Selain pendekatan personal, kebijakan institusional juga memegang peranan penting. Salah satu langkah strategis yang dapat diterapkan adalah pengosongan ruang kerja saat waktu sholat Dhuhur. Dengan menutup sementara aktivitas administrasi dan mengarahkan seluruh warga sekolah menuju masjid, sekolah menciptakan suasana yang kondusif bagi pelaksanaan sholat berjamaah. Kebijakan ini bukan sekadar aturan teknis, tetapi simbol komitmen bahwa ibadah merupakan bagian integral dari kehidupan sekolah.

Lebih dari itu, momen sholat berjamaah perlu dimaknai sebagai ritual kebersamaan yang memperkuat ikatan sosial. Dalam suasana tersebut, tidak ada lagi sekat antara guru, karyawan, dan siswa. Semua berdiri sejajar sebagai hamba Allah, menghadap kiblat yang sama, dan menyatukan hati dalam doa. Pengalaman spiritual kolektif ini memiliki kekuatan luar biasa dalam membangun rasa kebersamaan dan solidaritas.

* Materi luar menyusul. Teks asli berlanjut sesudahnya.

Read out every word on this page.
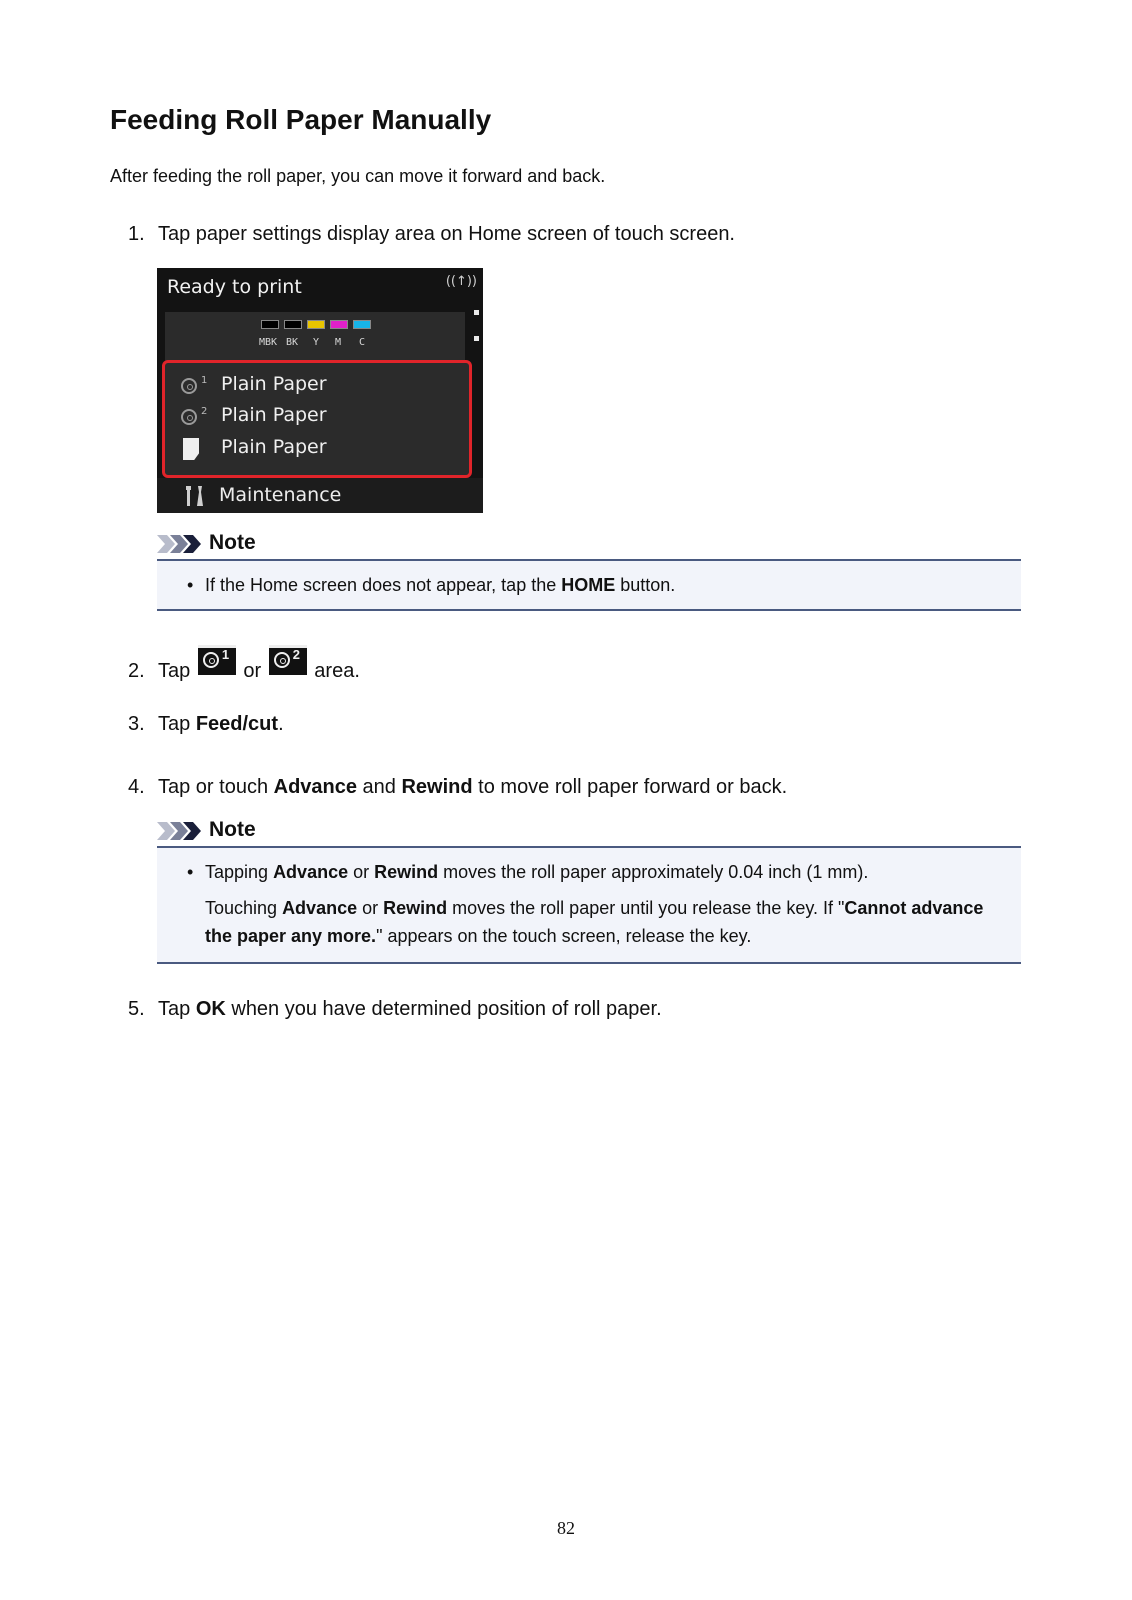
Feeding Roll Paper Manually

After feeding the roll paper, you can move it forward and back.

1. Tap paper settings display area on Home screen of touch screen.

Ready to print	((↑))
MBK BK Y M C
1 Plain Paper
2 Plain Paper
Plain Paper
Maintenance
Note
• If the Home screen does not appear, tap the HOME button.

2. Tap
1
or
2
area.

3. Tap Feed/cut.

4. Tap or touch Advance and Rewind to move roll paper forward or back.

Note
• Tapping Advance or Rewind moves the roll paper approximately 0.04 inch (1 mm).

Touching Advance or Rewind moves the roll paper until you release the key. If "Cannot advance the paper any more." appears on the touch screen, release the key.

5. Tap OK when you have determined position of roll paper.

82
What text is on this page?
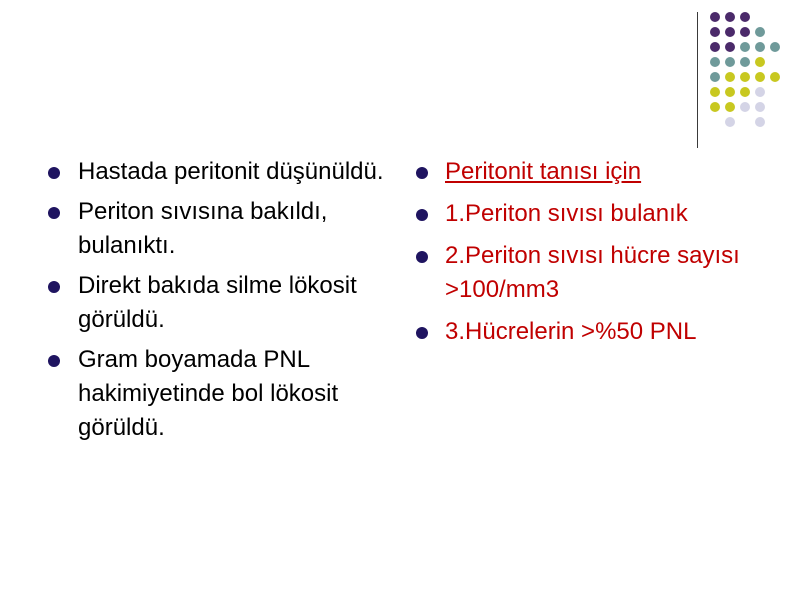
Hastada peritonit düşünüldü.
Periton sıvısına bakıldı, bulanıktı.
Direkt bakıda silme lökosit görüldü.
Gram boyamada PNL hakimiyetinde bol lökosit görüldü.
Peritonit tanısı için
1.Periton sıvısı bulanık
2.Periton sıvısı hücre sayısı >100/mm3
3.Hücrelerin >%50 PNL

Integrasi nilai-nilai Riyadus Shalihin ke dalam pembinaan guru dan karyawan juga menjadi langkah penting. Hadits-hadits tentang keutamaan sholat berjamaah dapat disisipkan dalam berbagai forum, baik dalam rapat, pengajian, maupun kegiatan pengembangan diri. Dengan demikian, pemahaman tentang ibadah tidak berhenti pada aspek teoritis, tetapi terus dihidupkan dalam kesadaran kolektif. Konsep muraqabah perlu ditekankan sebagai landasan spiritual, bahwa setiap langkah menuju masjid adalah bentuk penghambaan dan refleksi diri di hadapan Allah.

Ketika berbagai upaya tersebut dilakukan secara konsisten, perubahan budaya perlahan akan mulai terlihat. Guru dan karyawan tidak lagi merasa terbebani untuk menghadiri sholat berjamaah, melainkan menjadikannya sebagai kebutuhan spiritual. Kehadiran mereka bersama siswa akan menciptakan suasana yang lebih harmonis, di mana interaksi tidak hanya terjadi di ruang kelas, tetapi juga dalam ruang ibadah yang sarat makna.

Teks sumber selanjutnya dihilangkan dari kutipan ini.